Фатима прибежала передать радостную весть: свои идут!
Бабушка Аграфена, ослепшая и слабая, уже с трудом понимала, что происходит вокруг нее.
Поздно вечером дверь распахнулась и в дом вошли двое рослых красноармейцев в новеньких полушубках, с автоматами в руках.
— Здравствуйте, товарищи! Показывайте, куда спрятались фрицы!
Увидев столпившихся у кровати людей, красноармейцы подошли. Первый, разрумяненный морозом, почтительно снял с головы шапку.
Бабушка Аграфена насторожилась. Она прислушивалась к звукам и, казалось, понимала, что пришли свои. Бледная улыбка затеплилась на ее лице.
— Пришел? — ласково спросила она, думая, что вернулся тот связист, который последним уходил из города и обещал ей скоро вернуться.
— Пришел, бабушка! Все пришли! Гоним фашистов и оглянуться не даем!
— Ну и слава богу, — вздохнула бабушка облегченно и, усталая, впала в забытье. Люди стояли вокруг и ждали, когда бабушка Аграфена откроет глаза, но она их больше не открыла.
1981
ПЕСНИ БОРЬБЫ
ПИСЬМА В ВЕЧНОСТЬ
Киев стоит высоко над Днепром. Когда над Лаврой встает солнце, Днепр становится ярко-голубым. Он виден на десятки километров вокруг, и тяжелые мосты, перекинутые с берега на берег, кажутся игрушечными.
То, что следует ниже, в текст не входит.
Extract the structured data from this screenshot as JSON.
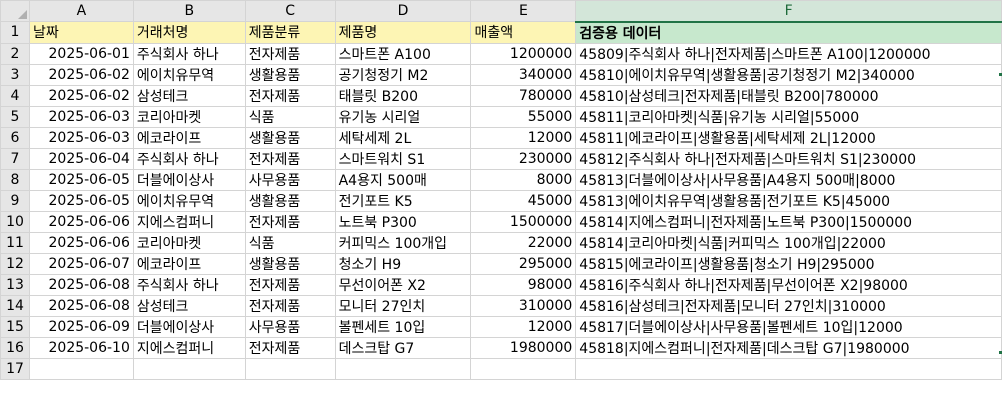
{
  "columns": [
    "A",
    "B",
    "C",
    "D",
    "E",
    "F"
  ],
  "header": {
    "row": "1",
    "date": "날짜",
    "customer": "거래처명",
    "category": "제품분류",
    "product": "제품명",
    "sales": "매출액",
    "verify": "검증용 데이터"
  },
  "rows": [
    {
      "row": "2",
      "date": "2025-06-01",
      "customer": "주식회사 하나",
      "category": "전자제품",
      "product": "스마트폰 A100",
      "sales": "1200000",
      "verify": "45809|주식회사 하나|전자제품|스마트폰 A100|1200000"
    },
    {
      "row": "3",
      "date": "2025-06-02",
      "customer": "에이치유무역",
      "category": "생활용품",
      "product": "공기청정기 M2",
      "sales": "340000",
      "verify": "45810|에이치유무역|생활용품|공기청정기 M2|340000"
    },
    {
      "row": "4",
      "date": "2025-06-02",
      "customer": "삼성테크",
      "category": "전자제품",
      "product": "태블릿 B200",
      "sales": "780000",
      "verify": "45810|삼성테크|전자제품|태블릿 B200|780000"
    },
    {
      "row": "5",
      "date": "2025-06-03",
      "customer": "코리아마켓",
      "category": "식품",
      "product": "유기농 시리얼",
      "sales": "55000",
      "verify": "45811|코리아마켓|식품|유기농 시리얼|55000"
    },
    {
      "row": "6",
      "date": "2025-06-03",
      "customer": "에코라이프",
      "category": "생활용품",
      "product": "세탁세제 2L",
      "sales": "12000",
      "verify": "45811|에코라이프|생활용품|세탁세제 2L|12000"
    },
    {
      "row": "7",
      "date": "2025-06-04",
      "customer": "주식회사 하나",
      "category": "전자제품",
      "product": "스마트워치 S1",
      "sales": "230000",
      "verify": "45812|주식회사 하나|전자제품|스마트워치 S1|230000"
    },
    {
      "row": "8",
      "date": "2025-06-05",
      "customer": "더블에이상사",
      "category": "사무용품",
      "product": "A4용지 500매",
      "sales": "8000",
      "verify": "45813|더블에이상사|사무용품|A4용지 500매|8000"
    },
    {
      "row": "9",
      "date": "2025-06-05",
      "customer": "에이치유무역",
      "category": "생활용품",
      "product": "전기포트 K5",
      "sales": "45000",
      "verify": "45813|에이치유무역|생활용품|전기포트 K5|45000"
    },
    {
      "row": "10",
      "date": "2025-06-06",
      "customer": "지에스컴퍼니",
      "category": "전자제품",
      "product": "노트북 P300",
      "sales": "1500000",
      "verify": "45814|지에스컴퍼니|전자제품|노트북 P300|1500000"
    },
    {
      "row": "11",
      "date": "2025-06-06",
      "customer": "코리아마켓",
      "category": "식품",
      "product": "커피믹스 100개입",
      "sales": "22000",
      "verify": "45814|코리아마켓|식품|커피믹스 100개입|22000"
    },
    {
      "row": "12",
      "date": "2025-06-07",
      "customer": "에코라이프",
      "category": "생활용품",
      "product": "청소기 H9",
      "sales": "295000",
      "verify": "45815|에코라이프|생활용품|청소기 H9|295000"
    },
    {
      "row": "13",
      "date": "2025-06-08",
      "customer": "주식회사 하나",
      "category": "전자제품",
      "product": "무선이어폰 X2",
      "sales": "98000",
      "verify": "45816|주식회사 하나|전자제품|무선이어폰 X2|98000"
    },
    {
      "row": "14",
      "date": "2025-06-08",
      "customer": "삼성테크",
      "category": "전자제품",
      "product": "모니터 27인치",
      "sales": "310000",
      "verify": "45816|삼성테크|전자제품|모니터 27인치|310000"
    },
    {
      "row": "15",
      "date": "2025-06-09",
      "customer": "더블에이상사",
      "category": "사무용품",
      "product": "볼펜세트 10입",
      "sales": "12000",
      "verify": "45817|더블에이상사|사무용품|볼펜세트 10입|12000"
    },
    {
      "row": "16",
      "date": "2025-06-10",
      "customer": "지에스컴퍼니",
      "category": "전자제품",
      "product": "데스크탑 G7",
      "sales": "1980000",
      "verify": "45818|지에스컴퍼니|전자제품|데스크탑 G7|1980000"
    },
    {
      "row": "17",
      "date": "",
      "customer": "",
      "category": "",
      "product": "",
      "sales": "",
      "verify": ""
    }
  ],
  "colors": {
    "header_yellow": "#fdf5b4",
    "header_green": "#c7e8cd",
    "selection_accent": "#217346"
  }
}
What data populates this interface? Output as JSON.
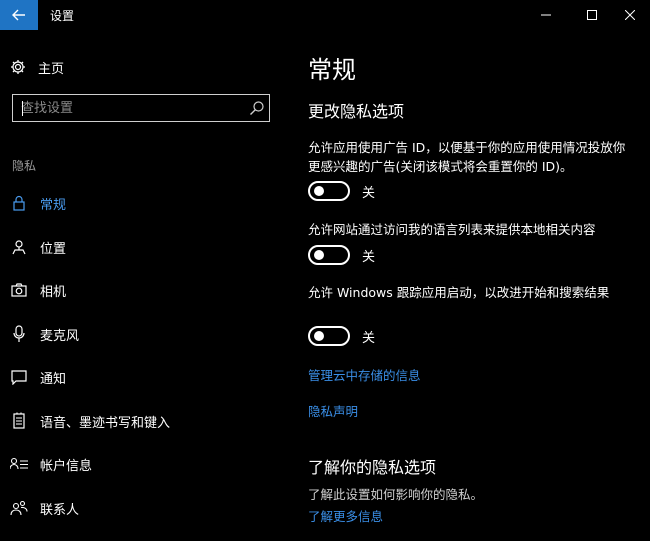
{
  "window": {
    "title": "设置"
  },
  "sidebar": {
    "home_label": "主页",
    "search_placeholder": "查找设置",
    "section_label": "隐私",
    "items": [
      {
        "label": "常规",
        "icon": "lock-icon",
        "active": true
      },
      {
        "label": "位置",
        "icon": "location-icon",
        "active": false
      },
      {
        "label": "相机",
        "icon": "camera-icon",
        "active": false
      },
      {
        "label": "麦克风",
        "icon": "microphone-icon",
        "active": false
      },
      {
        "label": "通知",
        "icon": "notification-icon",
        "active": false
      },
      {
        "label": "语音、墨迹书写和键入",
        "icon": "speech-icon",
        "active": false
      },
      {
        "label": "帐户信息",
        "icon": "account-info-icon",
        "active": false
      },
      {
        "label": "联系人",
        "icon": "contacts-icon",
        "active": false
      }
    ]
  },
  "main": {
    "title": "常规",
    "section_title": "更改隐私选项",
    "options": [
      {
        "text": "允许应用使用广告 ID，以便基于你的应用使用情况投放你更感兴趣的广告(关闭该模式将会重置你的 ID)。",
        "state": "关"
      },
      {
        "text": "允许网站通过访问我的语言列表来提供本地相关内容",
        "state": "关"
      },
      {
        "text": "允许 Windows 跟踪应用启动，以改进开始和搜索结果",
        "state": "关"
      }
    ],
    "links": {
      "manage_cloud": "管理云中存储的信息",
      "privacy_statement": "隐私声明"
    },
    "learn": {
      "title": "了解你的隐私选项",
      "desc": "了解此设置如何影响你的隐私。",
      "more_link": "了解更多信息"
    }
  },
  "colors": {
    "accent": "#1f74c4",
    "link": "#3a8ee6",
    "active_nav": "#4a9cf0",
    "background": "#000000"
  }
}
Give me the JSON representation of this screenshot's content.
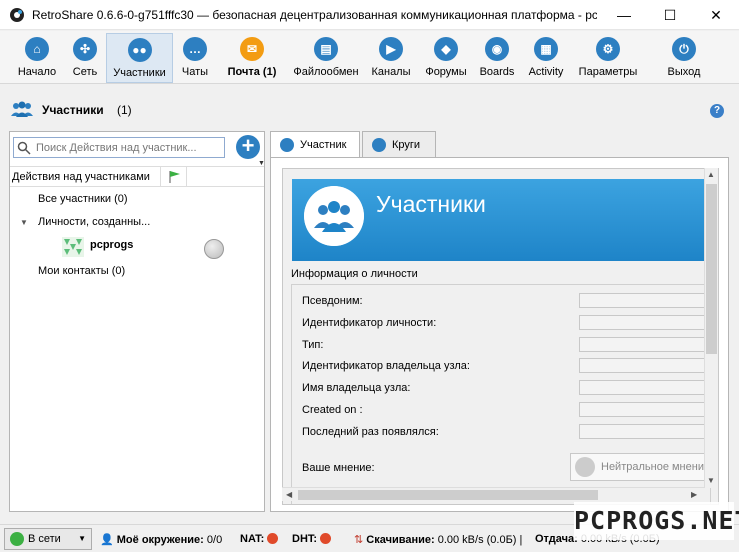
{
  "window": {
    "title": "RetroShare 0.6.6-0-g751fffc30 — безопасная децентрализованная коммуникационная платформа - pc...",
    "minimize": "—",
    "maximize": "☐",
    "close": "✕"
  },
  "toolbar": {
    "items": [
      {
        "label": "Начало",
        "icon": "home-icon",
        "color": "#2d7fc1"
      },
      {
        "label": "Сеть",
        "icon": "network-icon",
        "color": "#2d7fc1"
      },
      {
        "label": "Участники",
        "icon": "people-icon",
        "color": "#2d7fc1"
      },
      {
        "label": "Чаты",
        "icon": "chat-icon",
        "color": "#2d7fc1"
      },
      {
        "label": "Почта (1)",
        "icon": "mail-icon",
        "color": "#f39c12"
      },
      {
        "label": "Файлообмен",
        "icon": "fileshare-icon",
        "color": "#2d7fc1"
      },
      {
        "label": "Каналы",
        "icon": "channels-icon",
        "color": "#2d7fc1"
      },
      {
        "label": "Форумы",
        "icon": "forums-icon",
        "color": "#2d7fc1"
      },
      {
        "label": "Boards",
        "icon": "boards-icon",
        "color": "#2d7fc1"
      },
      {
        "label": "Activity",
        "icon": "activity-icon",
        "color": "#2d7fc1"
      },
      {
        "label": "Параметры",
        "icon": "settings-icon",
        "color": "#2d7fc1"
      },
      {
        "label": "Выход",
        "icon": "power-icon",
        "color": "#2d7fc1"
      }
    ],
    "active_index": 2
  },
  "header": {
    "title": "Участники",
    "count": "(1)",
    "help": "?"
  },
  "left": {
    "search_placeholder": "Поиск Действия над участник...",
    "add_button": "+",
    "column_header": "Действия над участниками",
    "tree": {
      "all": "Все участники (0)",
      "identities": "Личности, созданны...",
      "identity_name": "pcprogs",
      "contacts": "Мои контакты (0)"
    }
  },
  "tabs": [
    {
      "label": "Участник",
      "active": true
    },
    {
      "label": "Круги",
      "active": false
    }
  ],
  "detail": {
    "banner_title": "Участники",
    "section_label": "Информация о личности",
    "fields": [
      {
        "label": "Псевдоним:",
        "value": ""
      },
      {
        "label": "Идентификатор личности:",
        "value": ""
      },
      {
        "label": "Тип:",
        "value": ""
      },
      {
        "label": "Идентификатор владельца узла:",
        "value": ""
      },
      {
        "label": "Имя владельца узла:",
        "value": ""
      },
      {
        "label": "Created on :",
        "value": ""
      },
      {
        "label": "Последний раз появлялся:",
        "value": ""
      }
    ],
    "opinion_label": "Ваше мнение:",
    "opinion_value": "Нейтральное мнение"
  },
  "statusbar": {
    "online": "В сети",
    "neighborhood_label": "Моё окружение:",
    "neighborhood_value": "0/0",
    "nat_label": "NAT:",
    "dht_label": "DHT:",
    "download_label": "Скачивание:",
    "download_value": "0.00 kB/s (0.0Б)",
    "upload_label": "Отдача:",
    "upload_value": "0.00 kB/s (0.0Б)",
    "separator": "|"
  },
  "watermark": "PCPROGS.NET",
  "colors": {
    "accent": "#2d7fc1",
    "banner": "#1e84c8",
    "online": "#3cb043",
    "led_off": "#e04a2a"
  }
}
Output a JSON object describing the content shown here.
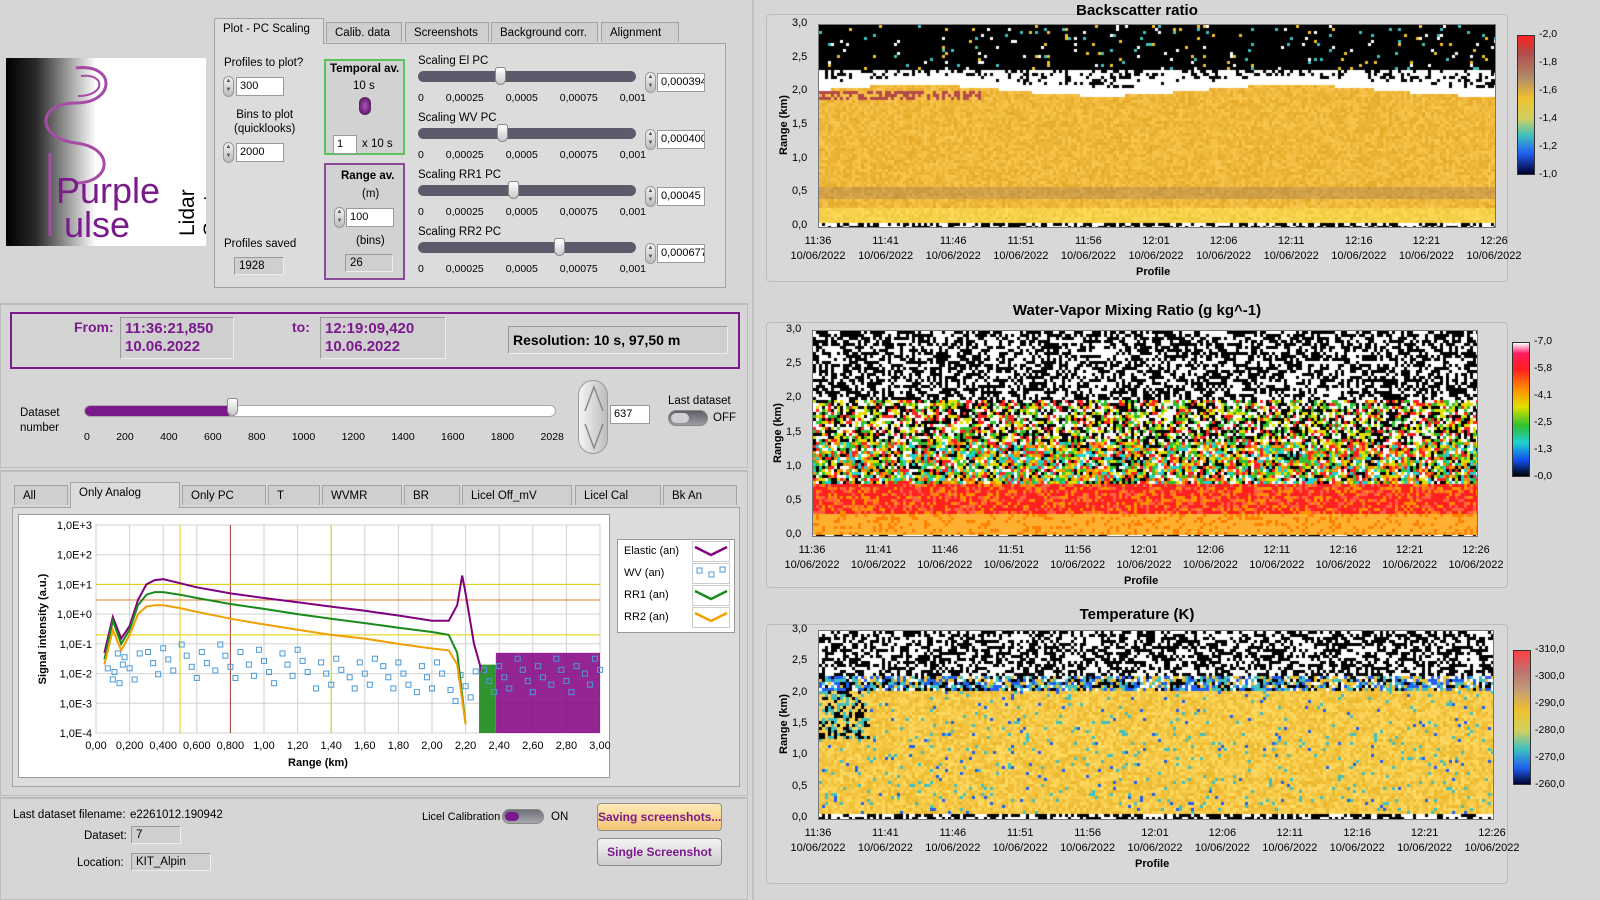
{
  "logo": {
    "word1": "Purple",
    "word2": "ulse",
    "company": "Lidar Systems S.L."
  },
  "top_tabs": [
    "Plot - PC Scaling",
    "Calib. data",
    "Screenshots",
    "Background corr.",
    "Alignment"
  ],
  "controls": {
    "profiles_to_plot_label": "Profiles to plot?",
    "profiles_to_plot": "300",
    "bins_to_plot_label": "Bins to plot\n(quicklooks)",
    "bins_to_plot": "2000",
    "profiles_saved_label": "Profiles saved",
    "profiles_saved": "1928",
    "temporal_av_label": "Temporal av.",
    "temporal_av_value": "10 s",
    "temporal_multiplier": "1",
    "temporal_unit": "x 10 s",
    "range_av_label": "Range av.",
    "range_av_m_unit": "(m)",
    "range_av_m": "100",
    "range_av_bins_unit": "(bins)",
    "range_av_bins": "26"
  },
  "scalings": [
    {
      "label": "Scaling El PC",
      "value": "0,000394",
      "level": 0.00039
    },
    {
      "label": "Scaling WV PC",
      "value": "0,000400",
      "level": 0.0004
    },
    {
      "label": "Scaling RR1 PC",
      "value": "0,00045",
      "level": 0.00045
    },
    {
      "label": "Scaling RR2 PC",
      "value": "0,000677",
      "level": 0.00067
    }
  ],
  "scaling_ticks": [
    "0",
    "0,00025",
    "0,0005",
    "0,00075",
    "0,001"
  ],
  "time_range": {
    "from_label": "From:",
    "from_time": "11:36:21,850",
    "from_date": "10.06.2022",
    "to_label": "to:",
    "to_time": "12:19:09,420",
    "to_date": "10.06.2022",
    "resolution": "Resolution: 10 s, 97,50 m"
  },
  "dataset": {
    "label": "Dataset\nnumber",
    "value": "637",
    "level": 637,
    "max": 2028,
    "ticks": [
      "0",
      "200",
      "400",
      "600",
      "800",
      "1000",
      "1200",
      "1400",
      "1600",
      "1800",
      "2028"
    ],
    "last_dataset_label": "Last dataset",
    "last_dataset_state": "OFF"
  },
  "plot_tabs": [
    "All",
    "Only Analog",
    "Only PC",
    "T",
    "WVMR",
    "BR",
    "Licel Off_mV",
    "Licel Cal",
    "Bk An"
  ],
  "chart_data": [
    {
      "type": "line",
      "xlabel": "Range (km)",
      "ylabel": "Signal intensity (a.u.)",
      "x_ticks": [
        "0,00",
        "0,200",
        "0,400",
        "0,600",
        "0,800",
        "1,00",
        "1,20",
        "1,40",
        "1,60",
        "1,80",
        "2,00",
        "2,20",
        "2,40",
        "2,60",
        "2,80",
        "3,00"
      ],
      "y_ticks": [
        "1,0E+3",
        "1,0E+2",
        "1,0E+1",
        "1,0E+0",
        "1,0E-1",
        "1,0E-2",
        "1,0E-3",
        "1,0E-4"
      ],
      "xlim": [
        0,
        3.0
      ],
      "ylim": [
        0.0001,
        1000
      ],
      "yscale": "log",
      "legend": "right",
      "series": [
        {
          "name": "Elastic (an)",
          "color": "#800080",
          "x": [
            0.05,
            0.1,
            0.15,
            0.2,
            0.25,
            0.3,
            0.35,
            0.4,
            0.5,
            0.6,
            0.8,
            1.0,
            1.2,
            1.4,
            1.6,
            1.8,
            2.0,
            2.1,
            2.15,
            2.18,
            2.2,
            2.25,
            2.3
          ],
          "y": [
            0.05,
            0.8,
            0.15,
            0.4,
            3,
            10,
            14,
            15,
            11,
            8,
            5,
            3.5,
            2.5,
            1.8,
            1.3,
            0.9,
            0.6,
            0.6,
            2,
            20,
            5,
            0.1,
            0.01
          ]
        },
        {
          "name": "WV (an)",
          "color": "#4a9ad8",
          "marker": "square",
          "x": [
            0.1,
            0.2,
            0.4,
            0.6,
            0.8,
            1.0,
            1.2,
            1.4,
            1.6,
            1.8,
            2.0,
            2.2,
            2.4,
            2.6,
            2.8,
            3.0
          ],
          "y": [
            0.02,
            0.02,
            0.04,
            0.03,
            0.03,
            0.02,
            0.02,
            0.01,
            0.01,
            0.01,
            0.01,
            0.005,
            0.01,
            0.01,
            0.01,
            0.01
          ]
        },
        {
          "name": "RR1 (an)",
          "color": "#1a8a1a",
          "x": [
            0.05,
            0.1,
            0.15,
            0.2,
            0.25,
            0.3,
            0.35,
            0.4,
            0.5,
            0.6,
            0.8,
            1.0,
            1.2,
            1.4,
            1.6,
            1.8,
            2.0,
            2.1,
            2.15,
            2.2
          ],
          "y": [
            0.03,
            0.6,
            0.1,
            0.3,
            2,
            4.5,
            5.5,
            5.5,
            4.5,
            3.5,
            2.2,
            1.5,
            1.0,
            0.7,
            0.5,
            0.35,
            0.25,
            0.2,
            0.05,
            0.0002
          ]
        },
        {
          "name": "RR2 (an)",
          "color": "#f0a000",
          "x": [
            0.05,
            0.1,
            0.15,
            0.2,
            0.25,
            0.3,
            0.35,
            0.4,
            0.5,
            0.6,
            0.8,
            1.0,
            1.2,
            1.4,
            1.6,
            1.8,
            2.0,
            2.1,
            2.15,
            2.2
          ],
          "y": [
            0.02,
            0.3,
            0.06,
            0.2,
            1,
            1.8,
            2.0,
            2.0,
            1.6,
            1.2,
            0.7,
            0.45,
            0.3,
            0.2,
            0.15,
            0.1,
            0.07,
            0.06,
            0.02,
            0.0002
          ]
        }
      ]
    },
    {
      "type": "heatmap",
      "title": "Backscatter ratio",
      "xlabel": "Profile",
      "ylabel": "Range (km)",
      "y_ticks": [
        "3,0",
        "2,5",
        "2,0",
        "1,5",
        "1,0",
        "0,5",
        "0,0"
      ],
      "x_ticks": [
        "11:36",
        "11:41",
        "11:46",
        "11:51",
        "11:56",
        "12:01",
        "12:06",
        "12:11",
        "12:16",
        "12:21",
        "12:26"
      ],
      "x_date": "10/06/2022",
      "colorbar_ticks": [
        "2,0",
        "1,8",
        "1,6",
        "1,4",
        "1,2",
        "1,0"
      ]
    },
    {
      "type": "heatmap",
      "title": "Water-Vapor Mixing Ratio  (g kg^-1)",
      "xlabel": "Profile",
      "ylabel": "Range (km)",
      "y_ticks": [
        "3,0",
        "2,5",
        "2,0",
        "1,5",
        "1,0",
        "0,5",
        "0,0"
      ],
      "x_ticks": [
        "11:36",
        "11:41",
        "11:46",
        "11:51",
        "11:56",
        "12:01",
        "12:06",
        "12:11",
        "12:16",
        "12:21",
        "12:26"
      ],
      "x_date": "10/06/2022",
      "colorbar_ticks": [
        "7,0",
        "5,8",
        "4,1",
        "2,5",
        "1,3",
        "0,0"
      ]
    },
    {
      "type": "heatmap",
      "title": "Temperature (K)",
      "xlabel": "Profile",
      "ylabel": "Range (km)",
      "y_ticks": [
        "3,0",
        "2,5",
        "2,0",
        "1,5",
        "1,0",
        "0,5",
        "0,0"
      ],
      "x_ticks": [
        "11:36",
        "11:41",
        "11:46",
        "11:51",
        "11:56",
        "12:01",
        "12:06",
        "12:11",
        "12:16",
        "12:21",
        "12:26"
      ],
      "x_date": "10/06/2022",
      "colorbar_ticks": [
        "310,0",
        "300,0",
        "290,0",
        "280,0",
        "270,0",
        "260,0"
      ]
    }
  ],
  "footer": {
    "filename_label": "Last dataset filename:",
    "filename": "e2261012.190942",
    "dataset_label": "Dataset:",
    "dataset": "7",
    "location_label": "Location:",
    "location": "KIT_Alpin",
    "licel_cal_label": "Licel Calibration",
    "licel_cal_state": "ON",
    "saving_button": "Saving screenshots...",
    "single_button": "Single Screenshot"
  },
  "colors": {
    "accent": "#7a1a8c",
    "elastic": "#800080",
    "wv": "#4a9ad8",
    "rr1": "#1a8a1a",
    "rr2": "#f0a000"
  }
}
Днепр, величественный и гордый, седой от старины и кипящий молодостью! Сколько тысяч лет несет он свои воды по степям Украины! Сколько событий хранят его голубые воды! Сколько сложено песен про его былую славу!
Здесь жили дикие скифы и проплывали варяги на своих раскрашенных лодках. На самой высокой горе стоял грозный бог славян — деревянный Перун. Здесь князь Владимир крестил свою дружину и киевлян. Здесь бились с врагами чубатые казаки Запорожской Сечи. Тарас Бульба проезжал по этим степям на своем горячем скакуне.
В Октябрьские дни над Днепром грохотали пушки, атаманы рыскали по кручам со своими шайками, и долго плыли вниз по реке герои-мученики комсомольцы, казненные бандитами под Трипольем.
Днепр, величественный и гордый, седой от старины и ярый от молодости. Когда ветер дует с низовья, Днепр темнеет. Белые барашки пены испуганно мечутся по воде, и рыбачьи лодки спешат к берегам.
Ветер крепчает, и Днепр становится страшным. Огромные валы черной воды, рокоча, обрушиваются на берег, обрывают привязанные канатами баржи, и тогда люди бегут от Днепра. Он воскрешает в памяти неповторимое время грозных битв, когда люди шли на смерть, чтобы обрести бессмертие.
Тогда тоже ветер дул с низовья и Днепр был мрачным и пустынным. Ветер выл в оборванных проводах, хлопал форточками опустевших квартир, срывал с людей солдатские шапки с красноармейскими звездами и катил их по мостовой под веселый хохот идущих на фронт. Гнул деревья к земле, срывал с домов наклеенные объявления и уносил их к Днепру. Листки долго мелькали в воздухе, прежде чем упасть в черную воду, и, когда падали, волны подхватывали их и увлекали с собой. Плыли они, послушные воле реки, и глядели в небо мелкими рядками огненных слов:
«Военно-мобилизационный отдел Союза Коммунистической Молодежи во исполнение постановления общегородской конференции объявляет:
1. Весь союз объявляется частью действующей Красной Армии.
2. Каждый член союза обязан явиться в мобилизационный пункт (Клуб юных коммунаров, Крещатик, № 1) сегодня, 18 июля, от 10 час. утра до 8 час. вечера.
3. Никакая причина не может служить поводом для того, чтобы не явиться в мобилизационный пункт.
4. Все предприятия и учреждения не должны препятствовать членам союза, работающим у них, явиться в мобилизационный пункт.
5. Члены союза — курсанты школ красных командиров и красноармейцы действующих частей от явки освобождаются.
6. Рабочая молодежь, члены профессионального союза могут также явиться добровольно с удостоверением от фабзавкомов, с профбилетами и рекомендацией члена союза и компартии.
Все к оружию в этот грозный час! Молодые коммунары, выше знамя! Революция требует разгромить Деникина.